My first memory of Bella is the moment she was put on to my chest shortly after being born. It was a feeling of complete and utter shock. In every reasonable sense of course, I knew I was pregnant, but until that moment came, I didn’t really KNOW I was going to have a baby. Part of me had expected it all to be a joke, for a midwife to announce “Oh we made a mistake, there’s no baby in there!” But when a slippery, purple lump was plonked on my chest, that’s the moment I knew. It was the beginning of a journey I was totally unprepared for.
My first child was nothing short of wonder and awe personified. A catalogue of every breath, every movement, every tiny little milestone. Hours lost in her eyes. Sleep lost to ‘just checking’ that she was still breathing. That constant cloud of fear that something awful would happen to her and being thankful every day that nothing did. I spent seven years of Bella’s life suffocated with love for her. I did not know how fiercely the heart was capable of loving until I became her mummy and I felt safe in the knowledge that this was a unique and special feeling that would never be repeated.
Then, seven years after becoming a mother for the first time, I was back there again, staring at the word “PREGNANT” on a white stick.
One word, a million thoughts.
Having wanted a second baby for so long, I had seen this moment many times in my head and had longed for all those wonderful emotions I felt when I first became pregnant with Bella, but not once did I foresee the overwhelming, nauseating emotion that came through strongest and defeated all the others…
I felt guilty.
I felt guilty because I was about to shake up our family. Guilty because Bella would no longer be my baby. Guilty because I felt that Bella should have been ‘enough’ for me. I felt guilty because my life as I knew it had changed forever.
I felt guilty. And I felt guilty for feeling guilty.
Fast-forward eight weeks or so and my husband, Bella and I are sitting in a restaurant. This is when we are going to tell Bella that she is going to have a baby brother or sister. My husband is on edge and I am a nervous wreck. I hand Bella a card and she studies the front cover “Congratulations on being a big sister” she reads with suspicion, before opening the card – an 11 week scan photo pops out. “What’s this?” she asks with wide eyes, those blue eyes I know so well. Then as she reads aloud the next bit, “Lots of love the baby in mummy’s tummy” the penny drops. And so does her face. And she doesn’t say a whole lot for several minutes.
Months go by, my tummy gets bigger and bigger. Bella asks me a lot of questions about the baby (sometimes a little too many questions) and helps me get things ready. She wants to know how she can help once the baby is here and how things are going to change. I feel I prepare her adequately. I explain that babies take up a lot of time and are very demanding but that I will still be her mummy and we will still do the same things we do. I tell her that I love her. I tell her a lot. In fact, I tell her a little too much. I am petrified that she will think that I am in some way ‘replacing’ her and my instinct to protect her emotional well-being is so ingrained in my existence that I down-play the enormity of what is about to happen.

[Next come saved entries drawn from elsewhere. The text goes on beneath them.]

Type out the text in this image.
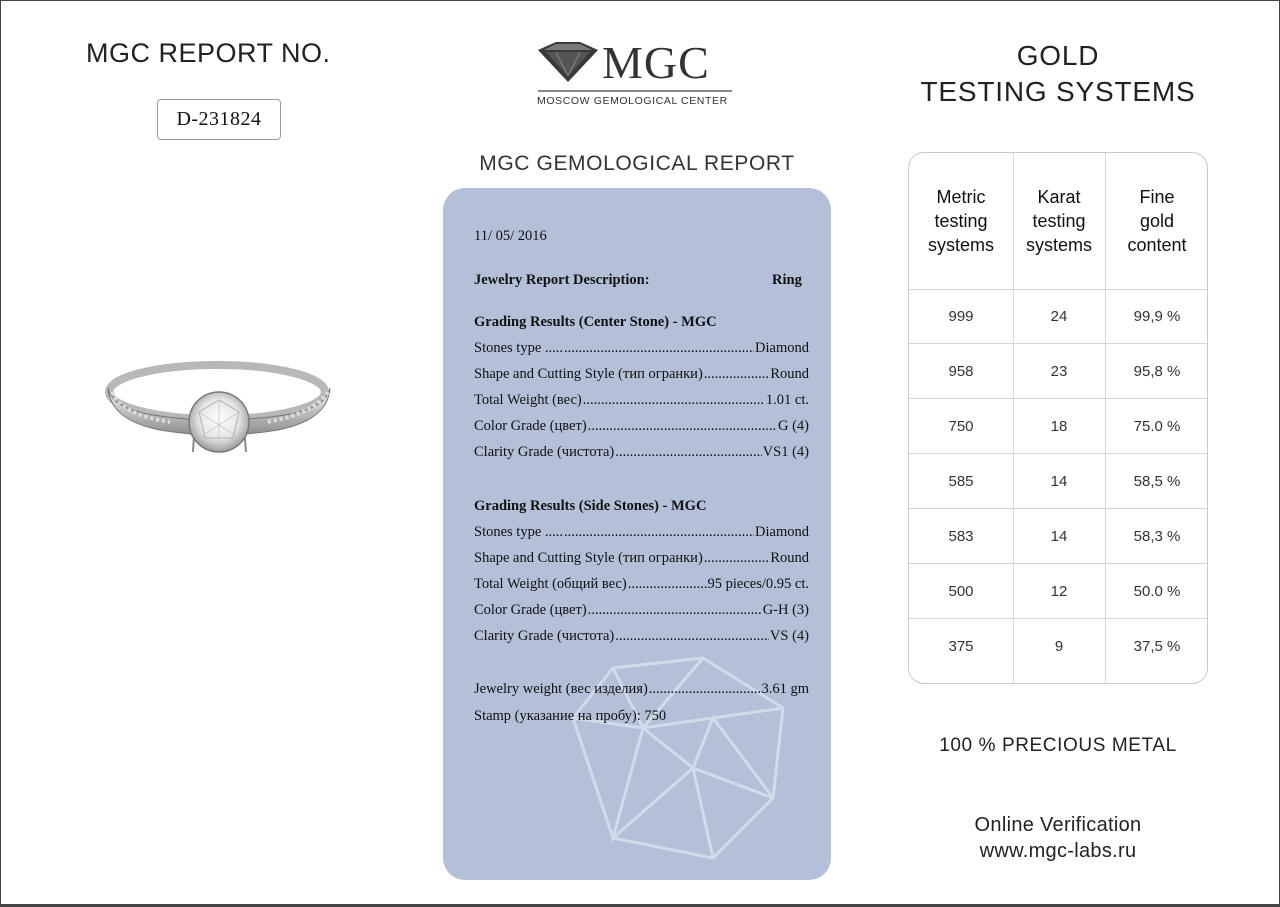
MGC REPORT NO.
D-231824
MGC
MOSCOW GEMOLOGICAL CENTER
MGC GEMOLOGICAL REPORT
11/ 05/ 2016
Jewelry Report Description:	Ring
Grading Results (Center Stone) - MGC
Stones type ..... .....	Diamond
Shape and Cutting Style (тип огранки) .....	Round
Total Weight (вес) .....	1.01 ct.
Color Grade (цвет) .....	G (4)
Clarity Grade (чистота) .....	VS1 (4)
Grading Results (Side Stones) - MGC
Stones type ..... .....	Diamond
Shape and Cutting Style (тип огранки) .....	Round
Total Weight (общий вес) .....	95 pieces/0.95 ct.
Color Grade (цвет) .....	G-H (3)
Clarity Grade (чистота) .....	VS (4)
Jewelry weight (вес изделия) .....	3.61 gm
Stamp (указание на пробу): 750
GOLD
TESTING SYSTEMS
Metric testing systems
Karat testing systems
Fine gold content
999	24	99,9 %
958	23	95,8 %
750	18	75.0 %
585	14	58,5 %
583	14	58,3 %
500	12	50.0 %
375	9	37,5 %
100 % PRECIOUS METAL
Online Verification
www.mgc-labs.ru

And anyway, I am not going to love this baby as much as I love Bella. No way. And it does not matter that everyone who has already had two or more children says you love all your children the same, because they must be lying. I mean, how can I possibly love someone I don’t even know yet as much as I love the child I have brought up for the last seven years? How? It makes no logical sense to me. I am sure I will love the baby in some way, but it wont be the same way I love Bella. How could it be? I know everything about Bella. I know every single fleck of amber in her eyes, I could draw the line of freckles from her neck down to her chest, I would recognise her chin dimple in any line-up. I know she gets embarrassed easily, I totally get her sense of humour and I have laughed with her countless times. I have been there through every change in her life, and I have felt every pain she has ever felt. Nothing will compare to that love.
And then, one morning in November, Hennie was born.
And I fell in love all over again.
I know now that as a mum (cliché alert!) your love does not divide… it grows . Where all this extra love came from I have no idea, but it’s pretty wonderful.
After Hennie was born, Bella suddenly changed in my eyes. She was no longer a baby, she was an independent, capable and sensible young girl who still needed her mummy- but not in the way I previously thought she did. She grew up overnight. The love I have for her is different now, not less or weaker, just different. I don’t love her like a baby, I love her for being the child she is. I love her for being Bella.
And as for Hennie, all the worries and anxieties I harbored during my pregnancy simply melted away the minute I laid eyes on her. She has enriched my life in ways I never thought were possible. It is true what they say, and I can testify as a mother of two that I love my second just as much as I love my first. My second daughter has found her own little place in my heart and I honestly cannot imagine my life without her.